Advertising feeds the desire to achieve the often unobtainable unity of the self with destabilized meanings, images that separate commodities from their original intended use and offer the opportunity to reconstruct a self by "purchasing meanings" in a Do-it-yourself fashion. Desire exists in the gap between visual / languages / symbols and the unconscious. Desire does not desire satisfaction.

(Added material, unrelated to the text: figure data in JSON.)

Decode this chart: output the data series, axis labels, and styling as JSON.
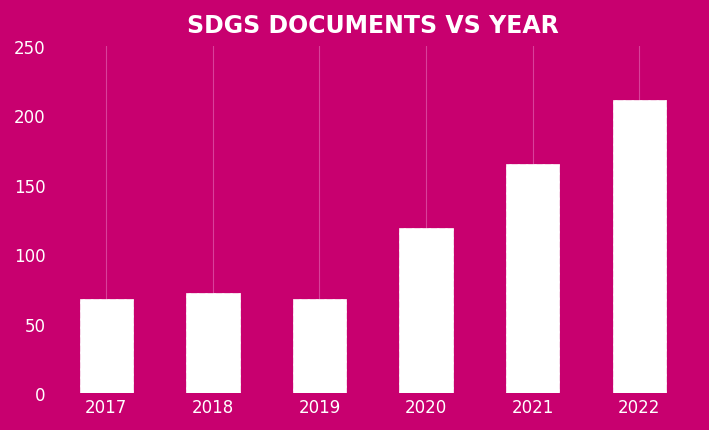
{
  "title": "SDGS DOCUMENTS VS YEAR",
  "categories": [
    "2017",
    "2018",
    "2019",
    "2020",
    "2021",
    "2022"
  ],
  "values": [
    68,
    72,
    68,
    119,
    165,
    211
  ],
  "background_color": "#C8006F",
  "bar_face_color": "#FFFFFF",
  "bar_hatch": "////",
  "bar_edge_color": "#FFFFFF",
  "hatch_color": "#5BAFD6",
  "grid_color": "#D9409A",
  "tick_color": "white",
  "title_color": "white",
  "ylim": [
    0,
    250
  ],
  "yticks": [
    0,
    50,
    100,
    150,
    200,
    250
  ],
  "title_fontsize": 17,
  "tick_fontsize": 12,
  "bar_width": 0.5
}
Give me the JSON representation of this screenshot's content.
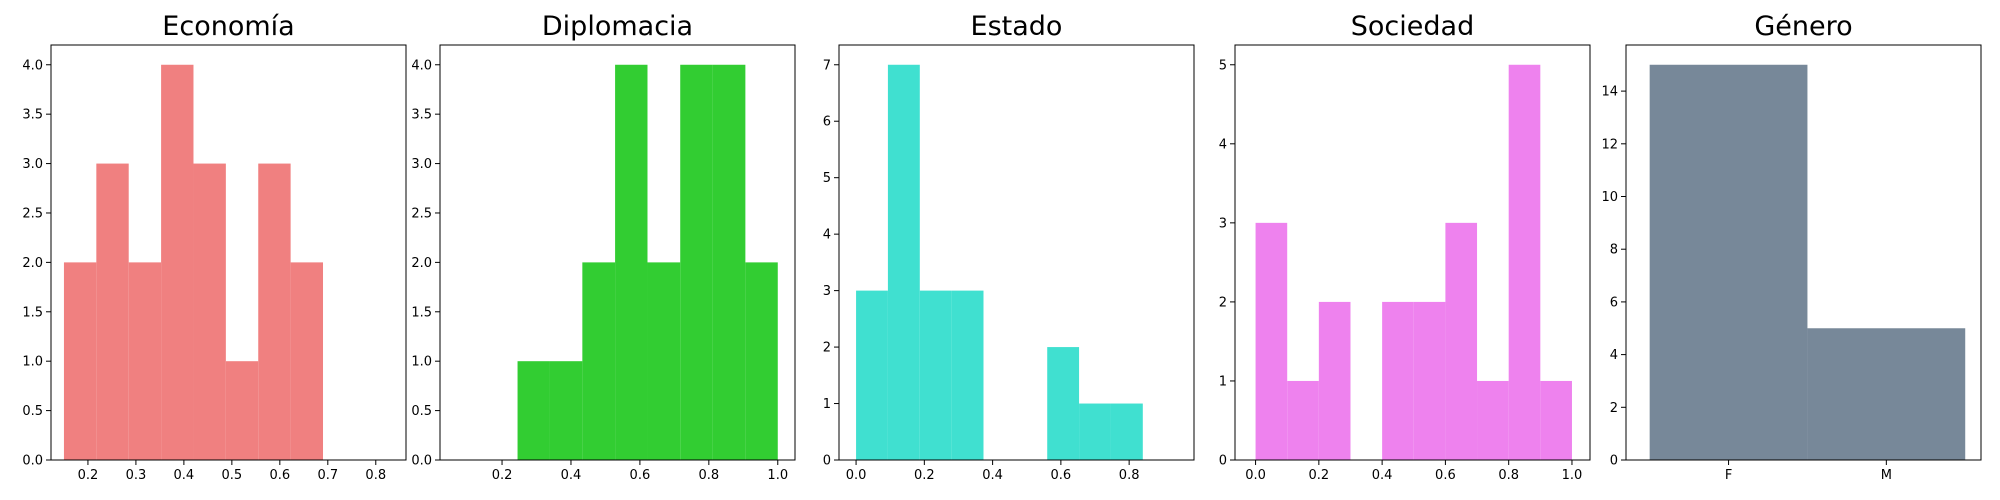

To the contrary desire desires desire. Images are often so desirable that things hardly satisfy. Humans have a natural ability to want, desire, aspire, yearn, and long for. Any attempt to diminish this natural desire I believe is counterproductive, frustrating, and so improbable it borders on the impossible. Some people desire desirelessness with such a passion that it actually increases their ability to desire. What we do we become stronger in, and these people yearn so much and so often to have no more yearning that their ability to yearn becomes astronomical. Postmodern consumption is inextricably linked with aspects of sexuality, both conscious and subconscious. Desires are being constructed through linkages between consumption and the human body. Visuals will continue to be the most powerful tool because they never satisfy. Calvin Klein, Diesel, Gucci and Abercrombie and Fitch built and maintain their brands based entirely on this concept. “Meaning” is created through continuous search for links between identity (social) and the self.
Ask this important question: What are the unobtainables that your brands or products are based on? Let’s hear it from Bart, Andrew, George, Morgan, Sarah, Mark, Andre, Peter, Josh, Jenny or Flavio? Also we have lots of friends visiting this site from Critical Mass, IDEO, Ogilvy, AKQA, Blast Radius, Razor Fish and W+K, I want to hear your views. Enjoy the weekend!